Gram aches to be out of her body, desirous to be liberated from brittle bones and bladder discomfort. Her sense of purpose long since spent and her independence now replaced by many companions sleeping in her spare room and monitoring her every need and activity. She is ready.

So she goes along from day to day waiting on the phone to ring, hoping for a card or note in her mailbox, following routines that include pills and salt water and a morning cup of coffee while watching the morning show with the sound turned off. Her walks around the halls sometimes result in casual flitters of conversations with other residents, and her return to the apartment means a recounting of the meager encounters.

I tell her instead of waiting for others to begin a chat, YOU engage them in conversation. Lose your apprehension and knock on a door and say hello, but use your time to your advantage so you can share a smile and stave off someone else's loneliness. In doing this, you will ultimately lose hold of your own fears and forget to wish for being 'elsewhere.'

I say, hum a new overture, no matter who's definition you harken too. Play a new melody.

10.25.2009

Oh, for Heaven's sake

If it's not one thing, it's another. I know just how right that is, too.

I am having a crisis of faith - the "big kind" and in myself, and I really couldn't tell you which one is worse.

Instead of things getting better (or, at least plateauing), they seem to be free-falling into more chaos and uncertainty. I didn't really think things could get any worse, so I figured improvement and something would come of my efforts over the last two years...instead, I seem to have found the world's biggest employment black hole.

Is there a viagra-type pill for my career?

OH wait, what am I saying?

I haven't got a 'career' as such...only a career choice.

And, even if there was a pill, I wouldn't be able to afford it anyhow.

10.23.2009

Overdue dinner menu

Chicken Pot Pie.

That's what I made for dinner last night because I thought the weather was so appropriate, and my tastebuds were calling out to me.

And wouldn't you know that the weather is about a million times worse today, and chicken pot pie really sounds good. Alas, the boys demolished it last night, and when I looked in the fridge this afternoon, I found a portion left in the container! That's right, one wedge! One!! And Karl just ate it.

Well, I guess their mama can cook, and I should be glad they have good appetites. I am simply surprised that pie didn't last a little longer, it was pretty big.

Handmade crusts, diced potatoes and carrots lightly pan roasted in butter and canola oil. Onions coarsely chopped to sprinkle as a hefty layer over the layer of vegetables and pre-cooked chicken, and a final liberal topping of peas before the seasonings were added and everything went into the oven for about an hour and a half.
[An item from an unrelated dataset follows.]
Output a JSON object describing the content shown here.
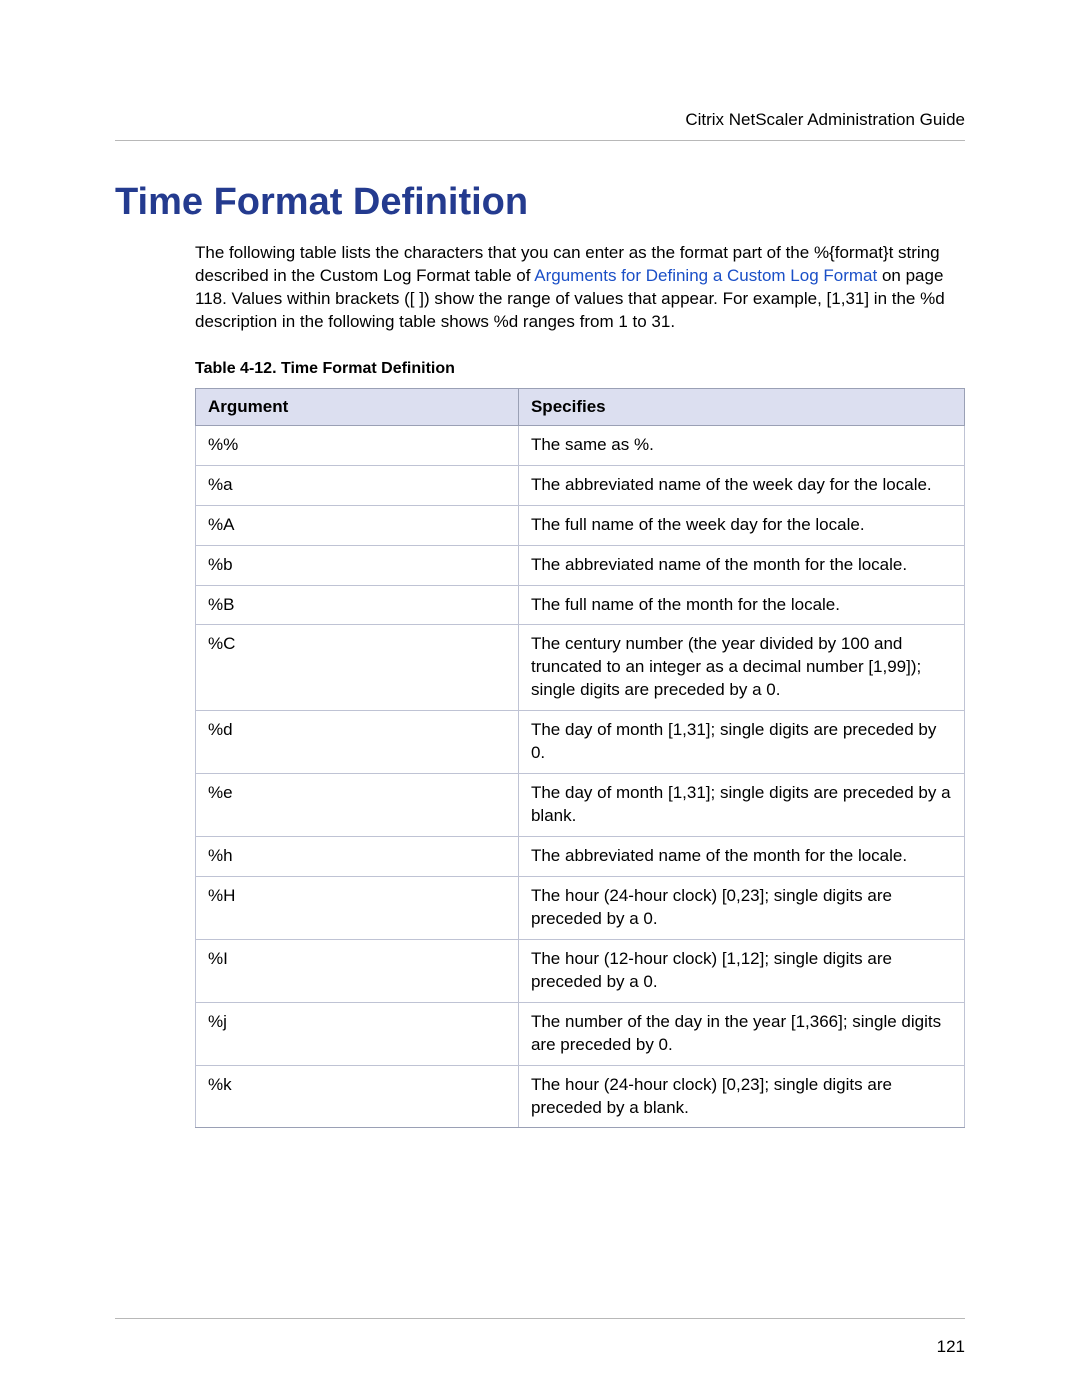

Man! I am telling you the smell of that pie baking was enough to make me forget a lot of the rest of yesterday. From time to time I would look over at the girls sleeping on the bed, and Hobbes would lift her little face towards the kitchen and sniff the air. You could see it in her eyes when her gaze met mine...'when is it going to be ready to eat?'

Let's hear it for comfort foods!

For now, I am stuck trying to figure out what we will have tonight. Whatever it is, it is still in the freezer or yet to be conjured from contents of the pantry and cupboards. Now that it is 6pm, it had better become apparent pretty darned quick. Although, Karl has just eaten that last piece of pie, so he should be OK for a while, and Brian is out with friends for the evening - so he is on his own.

Mystery dinner it is, and I am thinking we'll have it on the European timetable, too.

Bon appetit, everyone!

10.21.2009

Over the river

OK, well, we pass a few bodies of water, and I do think (technically) we cross a river on the way...but the important thing is that we visited grandma Schaffer and my mom for dinner, and spent some time playing cards and Sequence while visiting. I will be back to stay with Gram on Sunday, so I am preparing for the five day stay now.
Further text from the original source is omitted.